Knowing the right problem to solve
Across February and March 2022 I interviewed a bunch of people from my LinkedIn network to understand their work lives. A refrain I heard more than once:
‘I often need to respond to problems quickly at work. The urgency of the situation forces me to provide the best possible solution within that time frame, which often turns out suboptimal. Because I end up staring at the same problem in a couple of months’ time.’
Time pressure is real. It can make you think that you need to improve your response to problems when what you need is to improve your identification of the problem. Let’s back up a bit.
Here’s a scene from your work day: Someone approaches you with a problem. You hear it, accept it, and start solving it. You come up with a plan quickly enough, depending on the complexity of the problem. Only a few months down the line the problem recurs, bigger and badder.
How you define the problem decides the solutions you see. So, before you try and solve a problem, make sure it’s the root problem. The root problem’s the one to solve. Everything else is a symptom of it.
How do you arrive at the root problem?
✔Step 1: Reject the problem definition presented to you.
What? Why? The problem presented tends to capture only what is visible.

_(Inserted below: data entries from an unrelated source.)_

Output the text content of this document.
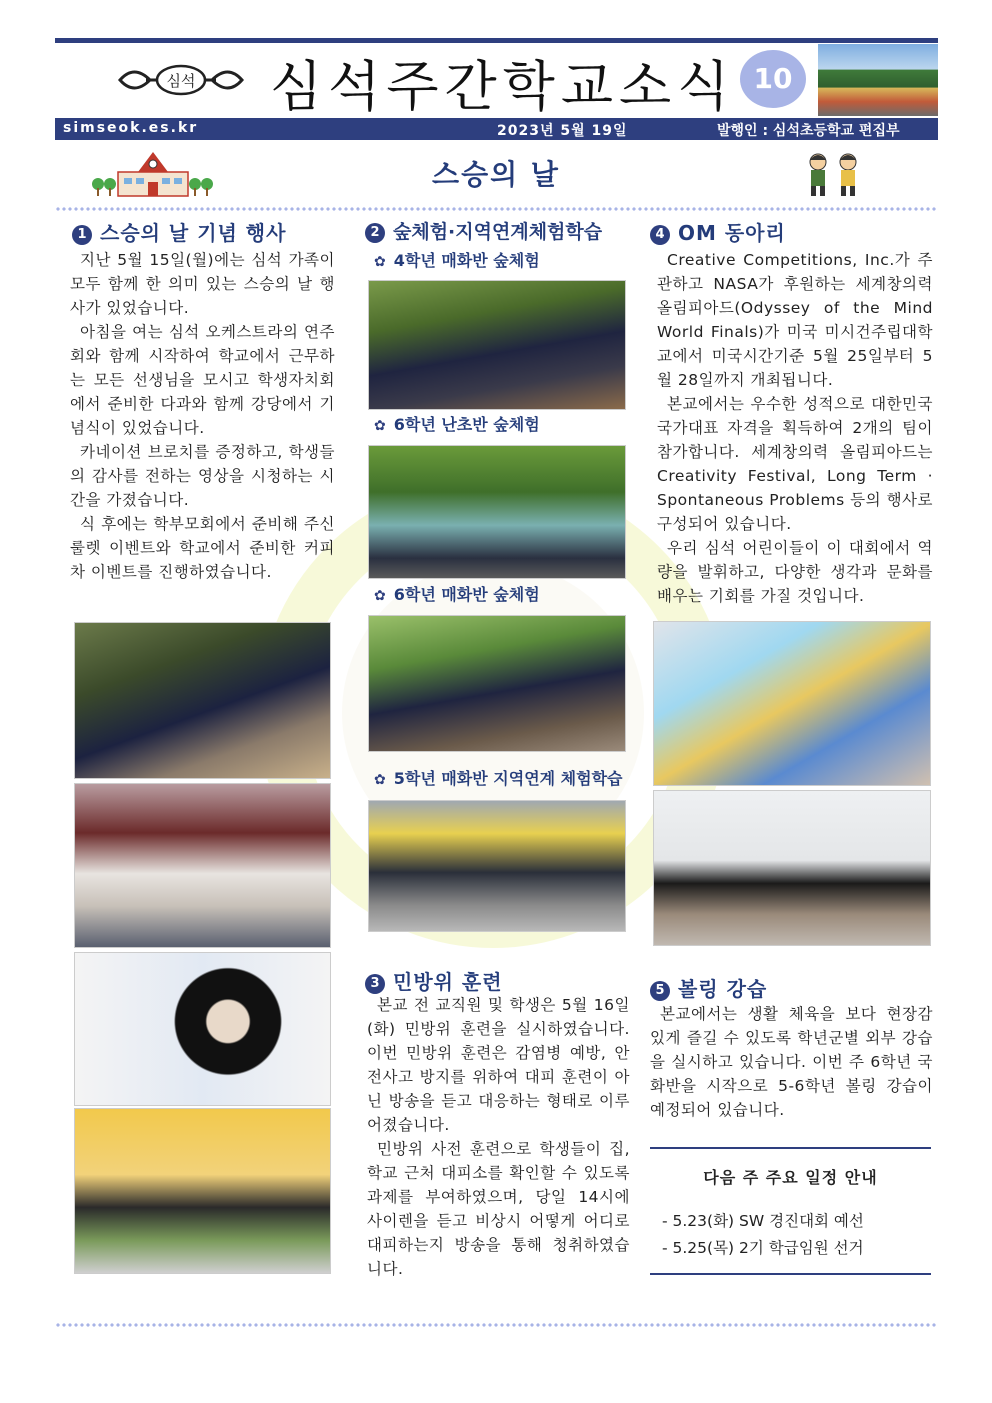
심석 심석주간학교소식 10
simseok.es.kr	2023년 5월 19일	발행인 : 심석초등학교 편집부
스승의 날
1 스승의 날 기념 행사
지난 5월 15일(월)에는 심석 가족이 모두 함께 한 의미 있는 스승의 날 행사가 있었습니다.
아침을 여는 심석 오케스트라의 연주회와 함께 시작하여 학교에서 근무하는 모든 선생님을 모시고 학생자치회에서 준비한 다과와 함께 강당에서 기념식이 있었습니다.
카네이션 브로치를 증정하고, 학생들의 감사를 전하는 영상을 시청하는 시간을 가졌습니다.
식 후에는 학부모회에서 준비해 주신 룰렛 이벤트와 학교에서 준비한 커피차 이벤트를 진행하였습니다.
2 숲체험·지역연계체험학습
✿ 4학년 매화반 숲체험
✿ 6학년 난초반 숲체험
✿ 6학년 매화반 숲체험
✿ 5학년 매화반 지역연계 체험학습
3 민방위 훈련
본교 전 교직원 및 학생은 5월 16일(화) 민방위 훈련을 실시하였습니다. 이번 민방위 훈련은 감염병 예방, 안전사고 방지를 위하여 대피 훈련이 아닌 방송을 듣고 대응하는 형태로 이루어졌습니다.
민방위 사전 훈련으로 학생들이 집, 학교 근처 대피소를 확인할 수 있도록 과제를 부여하였으며, 당일 14시에 사이렌을 듣고 비상시 어떻게 어디로 대피하는지 방송을 통해 청취하였습니다.
4 OM 동아리
Creative Competitions, Inc.가 주관하고 NASA가 후원하는 세계창의력올림피아드(Odyssey of the Mind World Finals)가 미국 미시건주립대학교에서 미국시간기준 5월 25일부터 5월 28일까지 개최됩니다.
본교에서는 우수한 성적으로 대한민국 국가대표 자격을 획득하여 2개의 팀이 참가합니다. 세계창의력 올림피아드는 Creativity Festival, Long Term · Spontaneous Problems 등의 행사로 구성되어 있습니다.
우리 심석 어린이들이 이 대회에서 역량을 발휘하고, 다양한 생각과 문화를 배우는 기회를 가질 것입니다.
5 볼링 강습
본교에서는 생활 체육을 보다 현장감 있게 즐길 수 있도록 학년군별 외부 강습을 실시하고 있습니다. 이번 주 6학년 국화반을 시작으로 5-6학년 볼링 강습이 예정되어 있습니다.
다음 주 주요 일정 안내
- 5.23(화) SW 경진대회 예선
- 5.25(목) 2기 학급임원 선거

Your customer experience team untiringly fields customer calls day in, day out. But that doesn’t seem to be enough. What do you do? The obvious response would be to hire more in the team. Improve onboarding. Offer more hours of on-the-job training. And so on. But something in you says hang on. Let me first understand why this is happening.
✔Step 2: Separate the act of identifying the problem from the process of solving it
This is an intervention to stop you from jumping into problem-solving. Define the problem in a separate session (if you’re doing this with your team).
Tell your team that until you find out why you’re being flooded with calls, you’re not going to worry about how to solve the problem.
✔Step 3: Ask ‘what has to be true for this problem to not exist in the first place?’
You’re now thinking of how to prevent future problems, not the best way to solve them.
Why are customers calling you so often? You realize the top reason is they cannot find a document–an invoice, a service completion certificate, et cetera. Ooh, why is that happening? Because they have entered their email wrong in the service form. Or your emails are going into their spam. Or the emails landed right but customers couldn’t find them.
Now imagine you had hired more in the team. Would it have helped solve the problem?
Under time and resource pressure, we tend to deal with problems, not fix them. That’s understandable. But that’s also like treating the symptoms of a virus instead of finding a vaccine for it.